A common implementation mistake is attempting to sort the raw string directly, which would incorrectly place '+' among digits. Another is rebuilding the string manually with concatenation in a loop, which is unnecessary but still safe given the constraints.
Worked Examples
Example 1
Input: 3+2+1
| Step | c1 | c2 | c3 | Output parts |
|---|---|---|---|---|
| start | 0 | 0 | 0 | [] |
| read 3 | 0 | 0 | 1 | [3] |
| read 2 | 0 | 1 | 1 | [3,2] |
| read 1 | 1 | 1 | 1 | [3,2,1] |
| build | 1 | 1 | 1 | [1,2,3] |
The final reconstruction sorts by frequency, producing 1+2+3. This confirms that the algorithm ignores input order entirely and relies only on counts.
Example 2
Input: 1+1+3+2+2+1
| Step | c1 | c2 | c3 | Output parts |
|---|---|---|---|---|
| start | 0 | 0 | 0 | [] |
| after scan | 3 | 2 | 1 | [1,1,1,2,2,3] |
The output becomes 1+1+1+2+2+3, demonstrating correct handling of repeated values and multiple groups.
Complexity Analysis
| Measure | Complexity | Explanation |
|---|---|---|
| Time | O(n) | Single pass over the input string plus linear reconstruction |
| Space | O(1) | Only three counters and a small list of bounded size |
The input size is at most 100 characters, so even constant-factor overhead is negligible. The algorithm easily satisfies both time and memory constraints.
Test Cases
import sys, io
def run(inp: str) -> str:
sys.stdin = io.StringIO(inp)
s = sys.stdin.readline().strip()
c1 = c2 = c3 = 0
for ch in s:
if ch == '1':
c1 += 1
elif ch == '2':
c2 += 1
elif ch == '3':
c3 += 1
parts = []
parts.extend(['1'] * c1)
parts.extend(['2'] * c2)
parts.extend(['3'] * c3)
return '+'.join(parts)
# provided sample
assert run("3+2+1\n") == "1+2+3"
# custom cases
assert run("1\n") == "1", "single element"
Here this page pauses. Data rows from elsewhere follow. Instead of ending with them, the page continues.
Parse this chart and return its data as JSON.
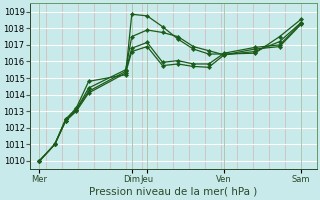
{
  "xlabel": "Pression niveau de la mer( hPa )",
  "bg_color": "#c8eaea",
  "plot_bg_color": "#c8eaea",
  "grid_major_color": "#ffffff",
  "grid_minor_color": "#d8a8a8",
  "line_color": "#1a5c1a",
  "ylim": [
    1009.5,
    1019.5
  ],
  "yticks": [
    1010,
    1011,
    1012,
    1013,
    1014,
    1015,
    1016,
    1017,
    1018,
    1019
  ],
  "xlabel_fontsize": 7.5,
  "tick_fontsize": 6,
  "xtick_labels": [
    "Mer",
    "Dim",
    "Jeu",
    "Ven",
    "Sam"
  ],
  "xtick_positions": [
    0.0,
    3.0,
    3.5,
    6.0,
    8.5
  ],
  "xlim": [
    -0.3,
    9.0
  ],
  "series": [
    {
      "x": [
        0.0,
        0.5,
        0.85,
        1.2,
        1.6,
        2.8,
        3.0,
        3.5,
        4.0,
        4.5,
        5.0,
        5.5,
        6.0,
        7.0,
        7.8,
        8.5
      ],
      "y": [
        1010.0,
        1011.0,
        1012.5,
        1013.2,
        1014.8,
        1015.2,
        1018.85,
        1018.75,
        1018.1,
        1017.35,
        1016.75,
        1016.45,
        1016.45,
        1016.5,
        1017.5,
        1018.55
      ]
    },
    {
      "x": [
        0.0,
        0.5,
        0.85,
        1.2,
        1.6,
        2.8,
        3.0,
        3.5,
        4.0,
        4.5,
        5.0,
        5.5,
        6.0,
        7.0,
        7.8,
        8.5
      ],
      "y": [
        1010.0,
        1011.0,
        1012.5,
        1013.1,
        1014.4,
        1015.5,
        1017.5,
        1017.9,
        1017.75,
        1017.5,
        1016.9,
        1016.65,
        1016.4,
        1016.6,
        1017.2,
        1018.35
      ]
    },
    {
      "x": [
        0.0,
        0.5,
        0.85,
        1.2,
        1.6,
        2.8,
        3.0,
        3.5,
        4.0,
        4.5,
        5.0,
        5.5,
        6.0,
        7.0,
        7.8,
        8.5
      ],
      "y": [
        1010.0,
        1011.0,
        1012.4,
        1013.1,
        1014.2,
        1015.4,
        1016.8,
        1017.15,
        1015.95,
        1016.05,
        1015.85,
        1015.85,
        1016.5,
        1016.85,
        1017.0,
        1018.3
      ]
    },
    {
      "x": [
        0.0,
        0.5,
        0.85,
        1.2,
        1.6,
        2.8,
        3.0,
        3.5,
        4.0,
        4.5,
        5.0,
        5.5,
        6.0,
        7.0,
        7.8,
        8.5
      ],
      "y": [
        1010.0,
        1011.0,
        1012.4,
        1013.0,
        1014.1,
        1015.3,
        1016.6,
        1016.9,
        1015.75,
        1015.85,
        1015.7,
        1015.65,
        1016.4,
        1016.75,
        1016.9,
        1018.25
      ]
    }
  ]
}
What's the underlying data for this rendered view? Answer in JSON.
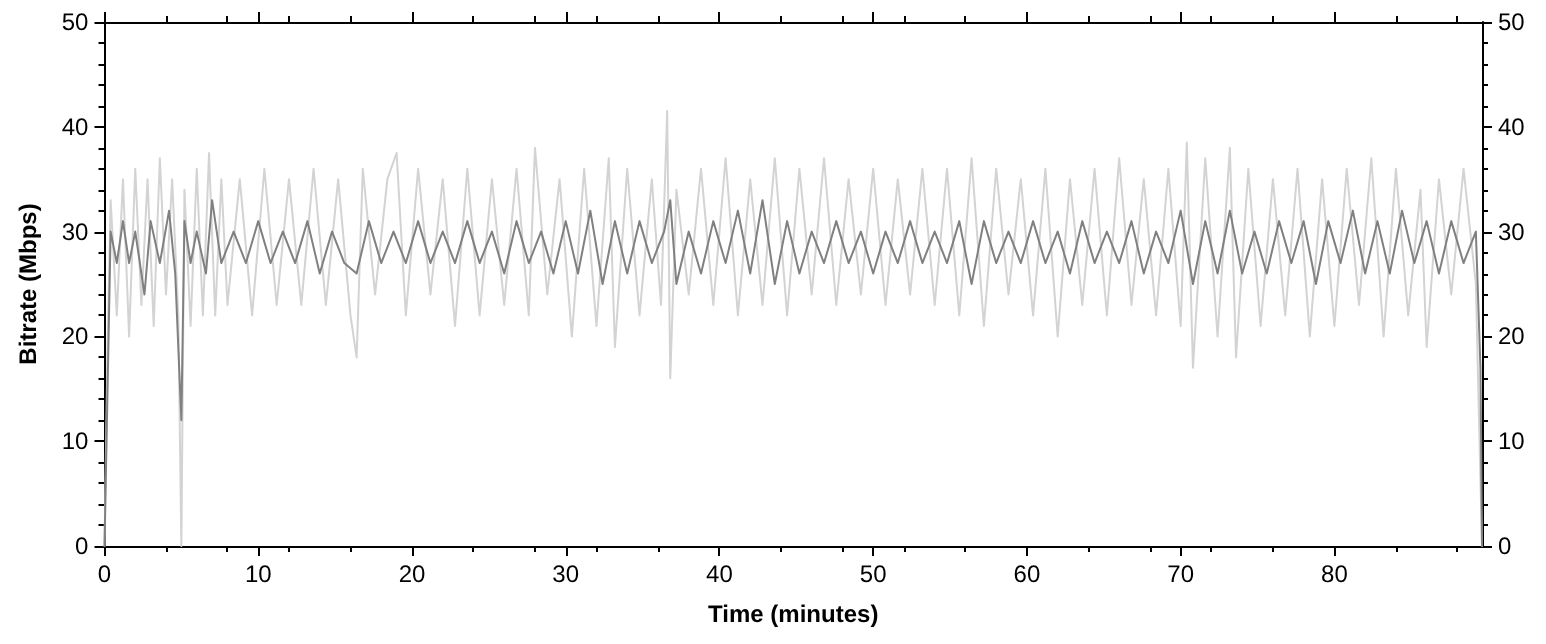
{
  "chart_data": {
    "type": "line",
    "xlabel": "Time (minutes)",
    "ylabel": "Bitrate (Mbps)",
    "xlim": [
      0,
      89.6
    ],
    "xticks": [
      0,
      10,
      20,
      30,
      40,
      50,
      60,
      70,
      80
    ],
    "ylim": [
      0,
      50
    ],
    "yticks": [
      0,
      10,
      20,
      30,
      40,
      50
    ],
    "y2lim": [
      0,
      50
    ],
    "y2ticks": [
      0,
      10,
      20,
      30,
      40,
      50
    ],
    "grid": false,
    "marker": "none",
    "line_style": "solid",
    "series": [
      {
        "color": "#d3d3d3",
        "x": [
          0,
          0.2,
          0.4,
          0.8,
          1.2,
          1.6,
          2.0,
          2.4,
          2.8,
          3.2,
          3.6,
          4.0,
          4.4,
          4.8,
          5.0,
          5.2,
          5.6,
          6.0,
          6.4,
          6.8,
          7.2,
          7.6,
          8.0,
          8.8,
          9.6,
          10.4,
          11.2,
          12.0,
          12.8,
          13.6,
          14.4,
          15.2,
          16.0,
          16.4,
          16.8,
          17.6,
          18.4,
          19.0,
          19.6,
          20.4,
          21.2,
          22.0,
          22.8,
          23.6,
          24.4,
          25.2,
          26.0,
          26.8,
          27.6,
          28.0,
          28.8,
          29.6,
          30.4,
          31.2,
          32.0,
          32.8,
          33.2,
          34.0,
          34.8,
          35.6,
          36.2,
          36.6,
          36.8,
          37.2,
          38.0,
          38.8,
          39.6,
          40.4,
          41.2,
          42.0,
          42.8,
          43.6,
          44.4,
          45.2,
          46.0,
          46.8,
          47.6,
          48.4,
          49.2,
          50.0,
          50.8,
          51.6,
          52.4,
          53.2,
          54.0,
          54.8,
          55.6,
          56.4,
          57.2,
          58.0,
          58.8,
          59.6,
          60.4,
          61.2,
          62.0,
          62.8,
          63.6,
          64.4,
          65.2,
          66.0,
          66.8,
          67.6,
          68.4,
          69.2,
          70.0,
          70.4,
          70.8,
          71.6,
          72.4,
          73.2,
          73.6,
          74.4,
          75.2,
          76.0,
          76.8,
          77.6,
          78.4,
          79.2,
          80.0,
          80.8,
          81.6,
          82.4,
          83.2,
          84.0,
          84.8,
          85.6,
          86.0,
          86.8,
          87.6,
          88.4,
          89.2,
          89.6
        ],
        "values": [
          0,
          19,
          33,
          22,
          35,
          20,
          36,
          23,
          35,
          21,
          37,
          24,
          35,
          22,
          0,
          34,
          21,
          36,
          22,
          37.5,
          22,
          35,
          23,
          35,
          22,
          36,
          23,
          35,
          23,
          36,
          23,
          35,
          22,
          18,
          36,
          24,
          35,
          37.5,
          22,
          36,
          24,
          35,
          21,
          36,
          22,
          35,
          23,
          36,
          22,
          38,
          24,
          35,
          20,
          36,
          21,
          37,
          19,
          36,
          22,
          35,
          23,
          41.5,
          16,
          34,
          24,
          36,
          23,
          37,
          22,
          35,
          23,
          37,
          22,
          36,
          24,
          37,
          23,
          35,
          24,
          36,
          23,
          35,
          24,
          36,
          23,
          36,
          22,
          37,
          21,
          36,
          24,
          35,
          22,
          36,
          20,
          35,
          23,
          36,
          22,
          37,
          23,
          35,
          22,
          36,
          21,
          38.5,
          17,
          37,
          20,
          38,
          18,
          36,
          21,
          35,
          22,
          36,
          20,
          35,
          21,
          36,
          23,
          37,
          20,
          36,
          22,
          34,
          19,
          35,
          24,
          36,
          25,
          0
        ]
      },
      {
        "color": "#808080",
        "x": [
          0,
          0.2,
          0.4,
          0.8,
          1.2,
          1.6,
          2.0,
          2.6,
          3.0,
          3.6,
          4.2,
          4.6,
          5.0,
          5.2,
          5.6,
          6.0,
          6.6,
          7.0,
          7.6,
          8.4,
          9.2,
          10.0,
          10.8,
          11.6,
          12.4,
          13.2,
          14.0,
          14.8,
          15.6,
          16.4,
          17.2,
          18.0,
          18.8,
          19.6,
          20.4,
          21.2,
          22.0,
          22.8,
          23.6,
          24.4,
          25.2,
          26.0,
          26.8,
          27.6,
          28.4,
          29.2,
          30.0,
          30.8,
          31.6,
          32.4,
          33.2,
          34.0,
          34.8,
          35.6,
          36.4,
          36.8,
          37.2,
          38.0,
          38.8,
          39.6,
          40.4,
          41.2,
          42.0,
          42.8,
          43.6,
          44.4,
          45.2,
          46.0,
          46.8,
          47.6,
          48.4,
          49.2,
          50.0,
          50.8,
          51.6,
          52.4,
          53.2,
          54.0,
          54.8,
          55.6,
          56.4,
          57.2,
          58.0,
          58.8,
          59.6,
          60.4,
          61.2,
          62.0,
          62.8,
          63.6,
          64.4,
          65.2,
          66.0,
          66.8,
          67.6,
          68.4,
          69.2,
          70.0,
          70.8,
          71.6,
          72.4,
          73.2,
          74.0,
          74.8,
          75.6,
          76.4,
          77.2,
          78.0,
          78.8,
          79.6,
          80.4,
          81.2,
          82.0,
          82.8,
          83.6,
          84.4,
          85.2,
          86.0,
          86.8,
          87.6,
          88.4,
          89.2,
          89.5,
          89.6
        ],
        "values": [
          0,
          15,
          30,
          27,
          31,
          27,
          30,
          24,
          31,
          27,
          32,
          26,
          12,
          31,
          27,
          30,
          26,
          33,
          27,
          30,
          27,
          31,
          27,
          30,
          27,
          31,
          26,
          30,
          27,
          26,
          31,
          27,
          30,
          27,
          31,
          27,
          30,
          27,
          31,
          27,
          30,
          26,
          31,
          27,
          30,
          26,
          31,
          26,
          32,
          25,
          31,
          26,
          31,
          27,
          30,
          33,
          25,
          30,
          26,
          31,
          27,
          32,
          26,
          33,
          25,
          31,
          26,
          30,
          27,
          31,
          27,
          30,
          26,
          30,
          27,
          31,
          27,
          30,
          27,
          31,
          25,
          31,
          27,
          30,
          27,
          31,
          27,
          30,
          26,
          31,
          27,
          30,
          27,
          31,
          26,
          30,
          27,
          32,
          25,
          31,
          26,
          32,
          26,
          30,
          26,
          31,
          27,
          31,
          25,
          31,
          27,
          32,
          26,
          31,
          26,
          32,
          27,
          31,
          26,
          31,
          27,
          30,
          17,
          0
        ]
      }
    ]
  }
}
assert run("2+2+2\n") == "2+2+2", "all same"
assert run("1+3+2+3+1+2\n") == "1+1+2+2+3+3", "balanced mix"
assert run("3+3+1+1+2\n") == "1+1+2+3+3", "random order"
| Test input | Expected output | What it validates |
|---|---|---|
1 |
1 |
single element handling |
2+2+2 |
2+2+2 |
repeated identical values |
1+3+2+3+1+2 |
1+1+2+2+3+3 |
balanced distribution |
3+3+1+1+2 |
1+1+2+3+3 |
general reordering correctness |
Edge Cases
For a single-number input like 2, the scan produces c2 = 1 and all other counters zero. Reconstruction yields a single-element list, and joining produces "2" without any plus signs. The algorithm naturally avoids inserting separators when only one token exists.
For highly unbalanced inputs such as 3+3+3+3+1, counters accumulate as c1 = 1, c3 = 4. Reconstruction still places all 1s before 3s, producing 1+3+3+3+3. This shows that the algorithm does not depend on input ordering at all, only on frequency aggregation, which remains correct even under extreme skew.